The U.S. Census Bureau conducts a count of every person living in the United States every 10 years, mandated by the U.S. Constitution in Article 1, Section 2.  The data collected by the decennial census determines the number of seats Maryland has in the U.S. House of Representatives and is also used to distribute billions in federal funds to its local communities. (See sample Census 2020 questionnaire)
  • It's Important
  • It's Easy
  • It's Safe
  • It's Right Around the Corner - April 1, 2020
The law requires the Census Bureau to keep all information confidential and use it only to
produce statistics.


2020 Census Form Mailing Dates

The decennial census will take place on April 1, 2020. The census requires counting an increasingly diverse and growing population of around 330 million people in more than 140 million housing units in the United States.


Why a Census?

The data collected by the census is important information for decision making.

Distribution of Federal Funds: The distribution of billions of dollars in federal funds and well as the allocation of state and local funds are based on formulas that depend on population counts and socioeconomic measures (e.g. poverty and income) per Marylander over the course of the decade. A good count assures Marylanders of their fair share of funding for important and life-saving programs.

Government and Community Programs and Services: The decennial census provides key data to support decisions on where investments need to be made for transportation, schools, healthcare, job training, housing, daycare and public safety, among others.

Business Investment Decisions: Businesses rely on decennial census data to supply the detailed descriptions of communities and places needed to make site location, marketing, service delivery and advertising decisions. Census data helps business owners know what Marylanders want and need in the way of goods and services within their communities.

Reapportionment and Redistricting: Census results are the foundation for Maryland’s political representation and the redrawing of political districts (congressional, state legislative and councilmanic) based on equal numbers of persons per district. The quality (completeness and accuracy) of census data directly impacts this fundamental foundation of our democracy.


What Does an Undercount Mean for Maryland?

The purpose of the census is to count every living person where they are on April 1, 2020. Every person not counted equates to $1,821* in lost federal funding every year ($18,210 over ten years), until the next decennial census occurs in 2030.

*Source: George Washington University: Counting for Dollars 2020: The Role of the Decennial Census in the Geographic Distribution of Federal Funds


How Does Maryland Fit Into the Census?

The Maryland Department of Planning (Planning) is designated as the State Data Center for Maryland by the U.S. Census Bureau under its State Data Center program. The State Data Center (SDC) program is one of the bureau's longest and most successful partnerships, which was created to make census data more accessible to Marylanders.

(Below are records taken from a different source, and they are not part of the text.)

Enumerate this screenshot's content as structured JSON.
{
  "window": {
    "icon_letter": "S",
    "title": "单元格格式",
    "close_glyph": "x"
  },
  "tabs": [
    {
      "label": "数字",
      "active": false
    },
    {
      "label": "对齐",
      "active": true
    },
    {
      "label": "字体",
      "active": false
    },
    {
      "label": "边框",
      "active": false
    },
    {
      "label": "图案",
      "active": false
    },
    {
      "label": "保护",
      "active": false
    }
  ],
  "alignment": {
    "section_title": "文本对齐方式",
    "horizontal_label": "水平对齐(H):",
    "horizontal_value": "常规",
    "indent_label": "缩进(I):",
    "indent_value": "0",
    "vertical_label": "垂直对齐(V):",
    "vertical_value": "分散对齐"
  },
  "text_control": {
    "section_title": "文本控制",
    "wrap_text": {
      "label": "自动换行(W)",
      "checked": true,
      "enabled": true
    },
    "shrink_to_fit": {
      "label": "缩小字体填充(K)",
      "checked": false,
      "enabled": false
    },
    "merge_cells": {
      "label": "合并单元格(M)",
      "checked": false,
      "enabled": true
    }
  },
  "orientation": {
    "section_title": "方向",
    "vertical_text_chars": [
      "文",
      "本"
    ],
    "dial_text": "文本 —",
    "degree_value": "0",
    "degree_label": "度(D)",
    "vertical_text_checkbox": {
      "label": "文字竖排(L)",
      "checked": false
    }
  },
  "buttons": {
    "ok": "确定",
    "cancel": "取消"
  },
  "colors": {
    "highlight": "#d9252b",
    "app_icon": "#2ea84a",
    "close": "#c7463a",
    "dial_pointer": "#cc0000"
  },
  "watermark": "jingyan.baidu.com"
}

The Maryland State Data Center is key partner in providing technical assistance to the U.S. Census Bureau in preparation for the 2020 Census and subsequent redistricting activities. Planning provides support in three programmatic ways:
  1. Provides foundational data - Planning's computerized parcel database of the Maryland's more than two million records helps to ensure the bureau’s address files and maps are up to date and complete during the Local Update of Census Addresses (LUCA) operation. In addition to this work, Planning is responsible for several programs related to updating census digital data including block boundaries, boundary annexations, group quarters and the Count Review Program.
  2. Acts as conduit for access to census data - Through a cooperative agreement with the Census Bureau, the Maryland State Data Center serves as the lead state agency for providing access to and dissemination of Census and related federal statistical data to users in Maryland.
  3. Provides Redistricting Technical Support - Planning supports the redistricting process through data acquisition, cleaning, analysis and dissemination to the public.